Hi everyone!Milk Cavaties

Do you remember the creative ads sponsored by the American Dairy Farmers Council about “how milk does a body good”?    Well, now there’s evidence that dairy not only helps with bone health but may also help prevent cavities too.  Until recently there has been little study or research about dairy products, particularly cheese, and how they affect our oral health.  But a recent article published in the May/June 2013 issue of General Dentistry, the peer-reviewed clinical journal of the Academy of General Dentistry (AGD), may have just given us another reason to consume more cheese.

A Snapshot of the Study

In this study, 68 subjects, between the ages of 12 to 15, had the pH levels of their mouth assessed before and after consuming cheese, milk and sugar-free yogurt.   Anyone with a pH level of 5.5 or lower is at risk for enamel erosion of their teeth.  Of course, if the pH level is 5.5 or higher than the lower the risk.  Simply put, low pH levels put individuals at risk for developing cavities.
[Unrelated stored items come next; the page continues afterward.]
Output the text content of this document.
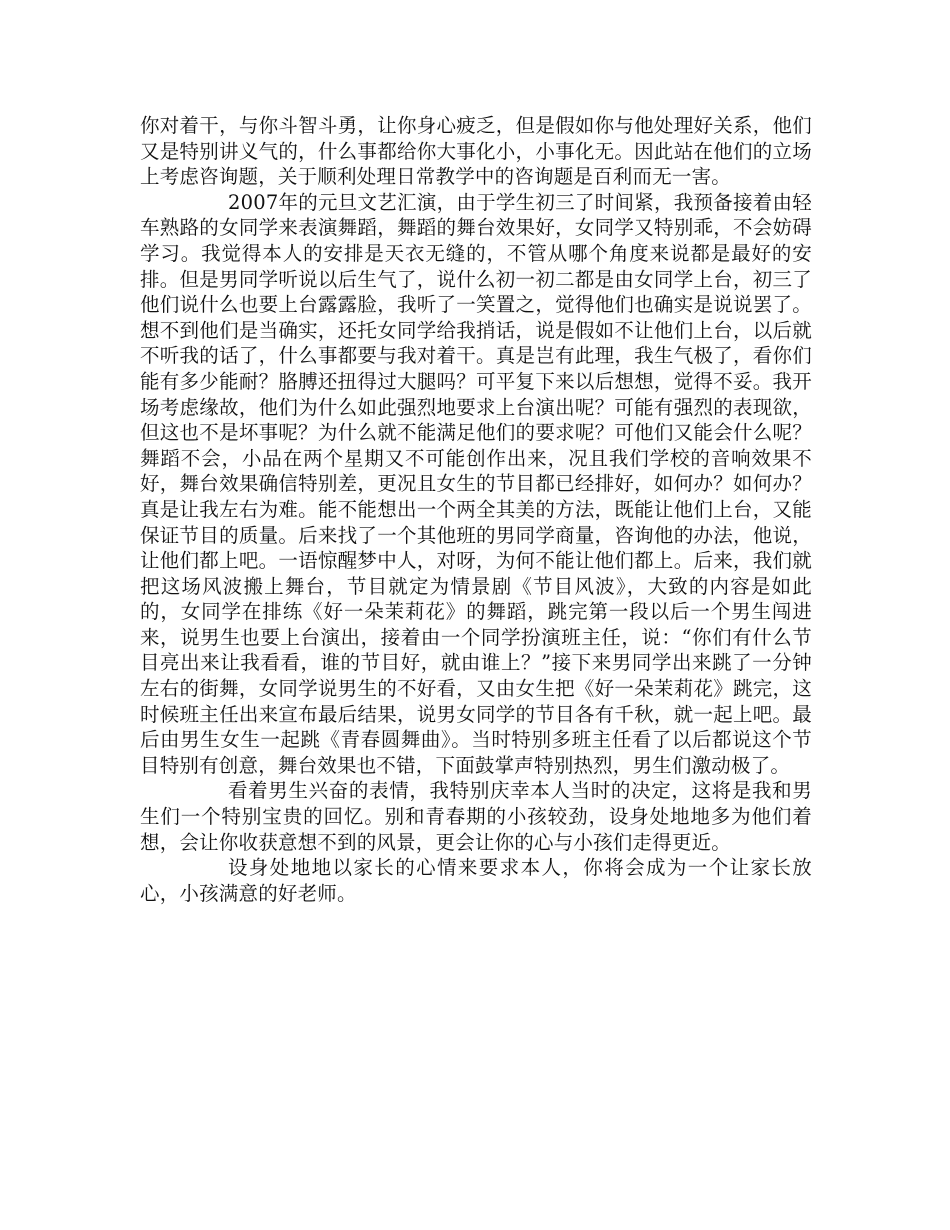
你对着干，与你斗智斗勇，让你身心疲乏，但是假如你与他处理好关系，他们又是特别讲义气的，什么事都给你大事化小，小事化无。因此站在他们的立场上考虑咨询题，关于顺利处理日常教学中的咨询题是百利而无一害。

2007年的元旦文艺汇演，由于学生初三了时间紧，我预备接着由轻车熟路的女同学来表演舞蹈，舞蹈的舞台效果好，女同学又特别乖，不会妨碍学习。我觉得本人的安排是天衣无缝的，不管从哪个角度来说都是最好的安排。但是男同学听说以后生气了，说什么初一初二都是由女同学上台，初三了他们说什么也要上台露露脸，我听了一笑置之，觉得他们也确实是说说罢了。想不到他们是当确实，还托女同学给我捎话，说是假如不让他们上台，以后就不听我的话了，什么事都要与我对着干。真是岂有此理，我生气极了，看你们能有多少能耐？胳膊还扭得过大腿吗？可平复下来以后想想，觉得不妥。我开场考虑缘故，他们为什么如此强烈地要求上台演出呢？可能有强烈的表现欲，但这也不是坏事呢？为什么就不能满足他们的要求呢？可他们又能会什么呢？舞蹈不会，小品在两个星期又不可能创作出来，况且我们学校的音响效果不好，舞台效果确信特别差，更况且女生的节目都已经排好，如何办？如何办？真是让我左右为难。能不能想出一个两全其美的方法，既能让他们上台，又能保证节目的质量。后来找了一个其他班的男同学商量，咨询他的办法，他说，让他们都上吧。一语惊醒梦中人，对呀，为何不能让他们都上。后来，我们就把这场风波搬上舞台，节目就定为情景剧《节目风波》，大致的内容是如此的，女同学在排练《好一朵茉莉花》的舞蹈，跳完第一段以后一个男生闯进来，说男生也要上台演出，接着由一个同学扮演班主任，说：“你们有什么节目亮出来让我看看，谁的节目好，就由谁上？”接下来男同学出来跳了一分钟左右的街舞，女同学说男生的不好看，又由女生把《好一朵茉莉花》跳完，这时候班主任出来宣布最后结果，说男女同学的节目各有千秋，就一起上吧。最后由男生女生一起跳《青春圆舞曲》。当时特别多班主任看了以后都说这个节目特别有创意，舞台效果也不错，下面鼓掌声特别热烈，男生们激动极了。

看着男生兴奋的表情，我特别庆幸本人当时的决定，这将是我和男生们一个特别宝贵的回忆。别和青春期的小孩较劲，设身处地地多为他们着想，会让你收获意想不到的风景，更会让你的心与小孩们走得更近。

设身处地地以家长的心情来要求本人，你将会成为一个让家长放心，小孩满意的好老师。
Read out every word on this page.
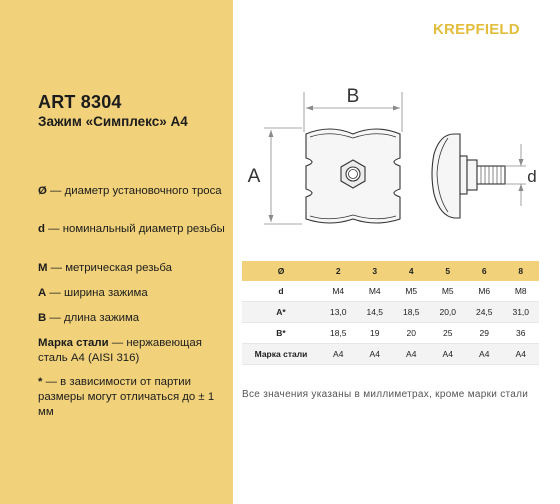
ART 8304
Зажим «Симплекс» А4
Ø — диаметр установочного троса
d — номинальный диаметр резьбы
M — метрическая резьба
A — ширина зажима
B — длина зажима
Марка стали — нержавеющая сталь А4 (AISI 316)
* — в зависимости от партии размеры могут отличаться до ± 1 мм
KREPFIELD
B
A	d
Ø	2	3	4	5	6	8
d	M4	M4	M5	M5	M6	M8
A*	13,0	14,5	18,5	20,0	24,5	31,0
B*	18,5	19	20	25	29	36
Марка стали	A4	A4	A4	A4	A4	A4
Все значения указаны в миллиметрах, кроме марки стали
As subjects were randomly assigned into groups, the first group ate cheddar cheese, the second group drank milk and the third group consumed sugar-free yogurt.   After the subjects consumed their product for three minutes, all subjects were then asked to rinse their mouths with water.  Researchers measured the pH level levels of all subjects at 10, 20 and 30 minute intervals after they ate their designated dairy snack.
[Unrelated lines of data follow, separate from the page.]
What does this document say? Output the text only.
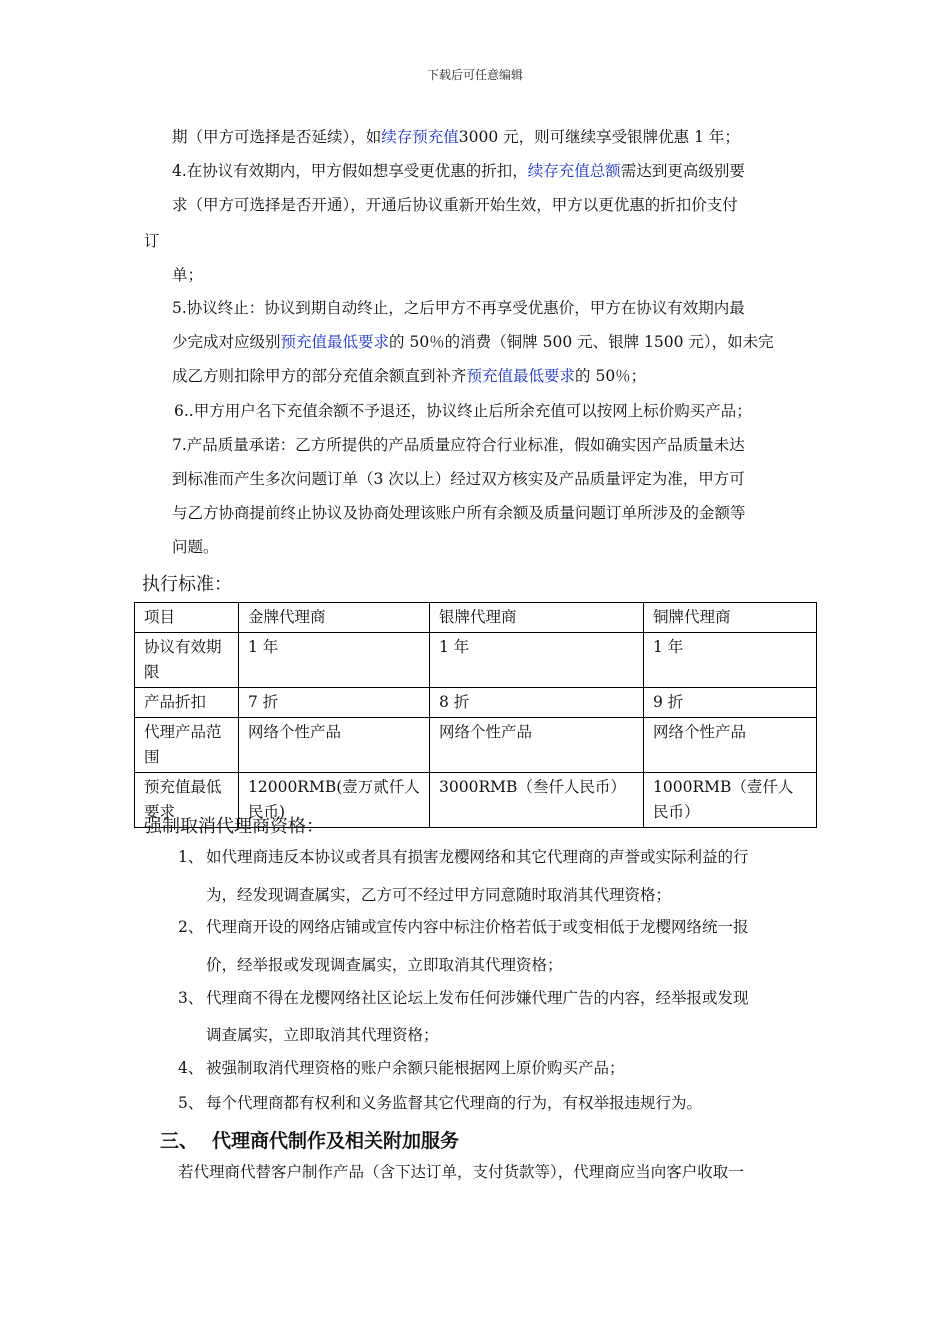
下载后可任意编辑
期（甲方可选择是否延续），如续存预充值3000 元，则可继续享受银牌优惠 1 年；
4.在协议有效期内，甲方假如想享受更优惠的折扣，续存充值总额需达到更高级别要
求（甲方可选择是否开通），开通后协议重新开始生效，甲方以更优惠的折扣价支付
订
单；
5.协议终止：协议到期自动终止，之后甲方不再享受优惠价，甲方在协议有效期内最
少完成对应级别预充值最低要求的 50％的消费（铜牌 500 元、银牌 1500 元），如未完
成乙方则扣除甲方的部分充值余额直到补齐预充值最低要求的 50％；
6..甲方用户名下充值余额不予退还，协议终止后所余充值可以按网上标价购买产品；
7.产品质量承诺：乙方所提供的产品质量应符合行业标准，假如确实因产品质量未达
到标准而产生多次问题订单（3 次以上）经过双方核实及产品质量评定为准，甲方可
与乙方协商提前终止协议及协商处理该账户所有余额及质量问题订单所涉及的金额等
问题。
执行标准：
项目	金牌代理商	银牌代理商	铜牌代理商
协议有效期限	1 年	1 年	1 年
产品折扣	7 折	8 折	9 折
代理产品范围	网络个性产品	网络个性产品	网络个性产品
预充值最低要求	12000RMB(壹万贰仟人民币)	3000RMB（叁仟人民币）	1000RMB（壹仟人民币）
强制取消代理商资格：
1、 如代理商违反本协议或者具有损害龙樱网络和其它代理商的声誉或实际利益的行
为，经发现调查属实，乙方可不经过甲方同意随时取消其代理资格；
2、 代理商开设的网络店铺或宣传内容中标注价格若低于或变相低于龙樱网络统一报
价，经举报或发现调查属实，立即取消其代理资格；
3、 代理商不得在龙樱网络社区论坛上发布任何涉嫌代理广告的内容，经举报或发现
调查属实，立即取消其代理资格；
4、 被强制取消代理资格的账户余额只能根据网上原价购买产品；
5、 每个代理商都有权利和义务监督其它代理商的行为，有权举报违规行为。
三、 代理商代制作及相关附加服务
若代理商代替客户制作产品（含下达订单，支付货款等），代理商应当向客户收取一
Groups two and three, who consumed milk and sugar-free yogurt respectively, revealed no sign of change in the pH levels of their mouths.  Yet, subjects who ate the cheddar cheese revealed a rapid increase in their pH levels at every interval measurement suggesting that cheese has anti-cavity properties.

The study also indicated that the increase in pH levels from eating cheese may have occurred because of an increase in saliva production caused by the added action of chewing by the subjects.  Researchers also remarked that the various compounds found in cheese may adhere to the tooth’s enamel to protect teeth from acid.
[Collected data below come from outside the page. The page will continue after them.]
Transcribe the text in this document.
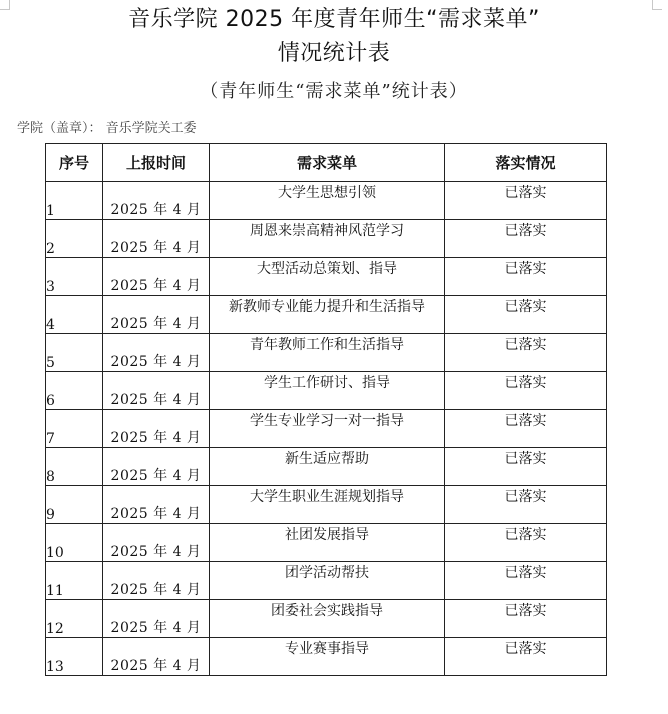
音乐学院 2025 年度青年师生“需求菜单”
情况统计表
（青年师生“需求菜单”统计表）
学院（盖章）： 音乐学院关工委
序号	上报时间	需求菜单	落实情况
1	2025 年 4 月	大学生思想引领	已落实
2	2025 年 4 月	周恩来崇高精神风范学习	已落实
3	2025 年 4 月	大型活动总策划、指导	已落实
4	2025 年 4 月	新教师专业能力提升和生活指导	已落实
5	2025 年 4 月	青年教师工作和生活指导	已落实
6	2025 年 4 月	学生工作研讨、指导	已落实
7	2025 年 4 月	学生专业学习一对一指导	已落实
8	2025 年 4 月	新生适应帮助	已落实
9	2025 年 4 月	大学生职业生涯规划指导	已落实
10	2025 年 4 月	社团发展指导	已落实
11	2025 年 4 月	团学活动帮扶	已落实
12	2025 年 4 月	团委社会实践指导	已落实
13	2025 年 4 月	专业赛事指导	已落实
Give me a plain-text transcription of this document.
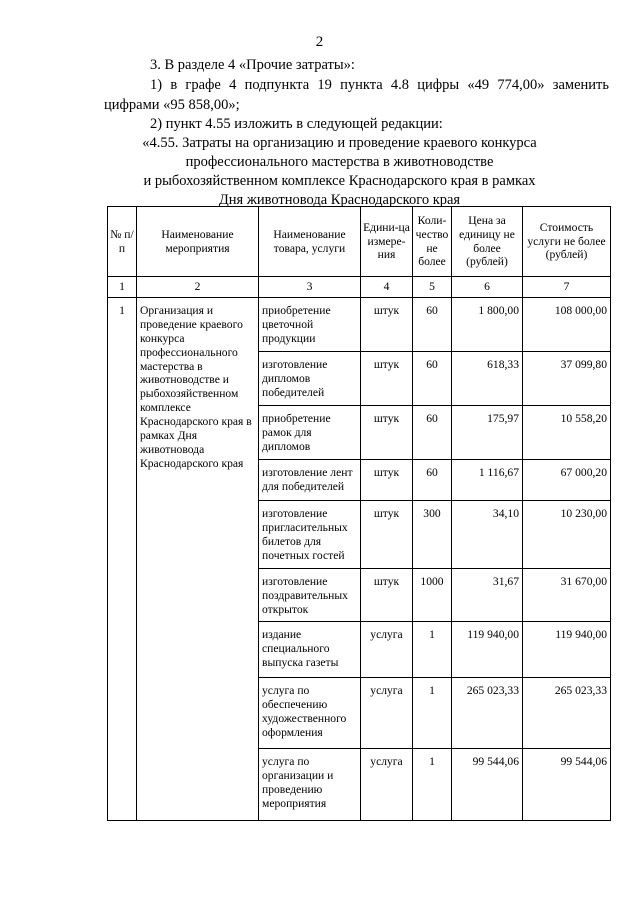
2
3. В разделе 4 «Прочие затраты»:
1) в графе 4 подпункта 19 пункта 4.8 цифры «49 774,00» заменить
цифрами «95 858,00»;
2) пункт 4.55 изложить в следующей редакции:
«4.55. Затраты на организацию и проведение краевого конкурса
профессионального мастерства в животноводстве
и рыбохозяйственном комплексе Краснодарского края в рамках
Дня животновода Краснодарского края
№ п/п	Наименование мероприятия	Наименование товара, услуги	Едини-ца измере-ния	Коли-чество не более	Цена за единицу не более (рублей)	Стоимость услуги не более (рублей)
1	2	3	4	5	6	7
1	Организация и проведение краевого конкурса профессионального мастерства в животноводстве и рыбохозяйственном комплексе Краснодарского края в рамках Дня животновода Краснодарского края	приобретение цветочной продукции	штук	60	1 800,00	108 000,00
		изготовление дипломов победителей	штук	60	618,33	37 099,80
		приобретение рамок для дипломов	штук	60	175,97	10 558,20
		изготовление лент для победителей	штук	60	1 116,67	67 000,20
		изготовление пригласительных билетов для почетных гостей	штук	300	34,10	10 230,00
		изготовление поздравительных открыток	штук	1000	31,67	31 670,00
		издание специального выпуска газеты	услуга	1	119 940,00	119 940,00
		услуга по обеспечению художественного оформления	услуга	1	265 023,33	265 023,33
		услуга по организации и проведению мероприятия	услуга	1	99 544,06	99 544,06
In time, further research may reveal whether cheese can be considered a preventive measure against cavities.  What we do know for certain is that dairy products are preferred over sugary or carb-filled snacks for better dental health.  It is noteworthy that by design the study did not address any of the concerns surrounding animal derived products and fats in dairy foods such as cheeses.

Avoiding Gooey or Sticky Snacks   

As a dentist I’d prefer my patients stick to healthy fruits like oranges and veggies like carrot sticks.  Before you pick a snack think about how long foods stay in your mouth.  For example, sticky, gooey and chewy carbs tend to do more damage to teeth than raw fruit and veggies simply because they hang on to tooth enamel longer.  Also be wary of hidden sugars.  It’s not just candy bars that are offenders.  These days’ sugars are hiding in unexpected places like cereals, salad dressings, and even bread.  Also take a second look at that label.  Are you consuming molasses, fructose, sucrose or brown sugar and how much?

By pausing for a moment and thinking about what are eating, you are in a position to control your future health.  At our Southfield dental office, we can’t always be there to help you make the right decisions about nutrition and better dental health, but we can provide the resources and tools that can have you making better choices.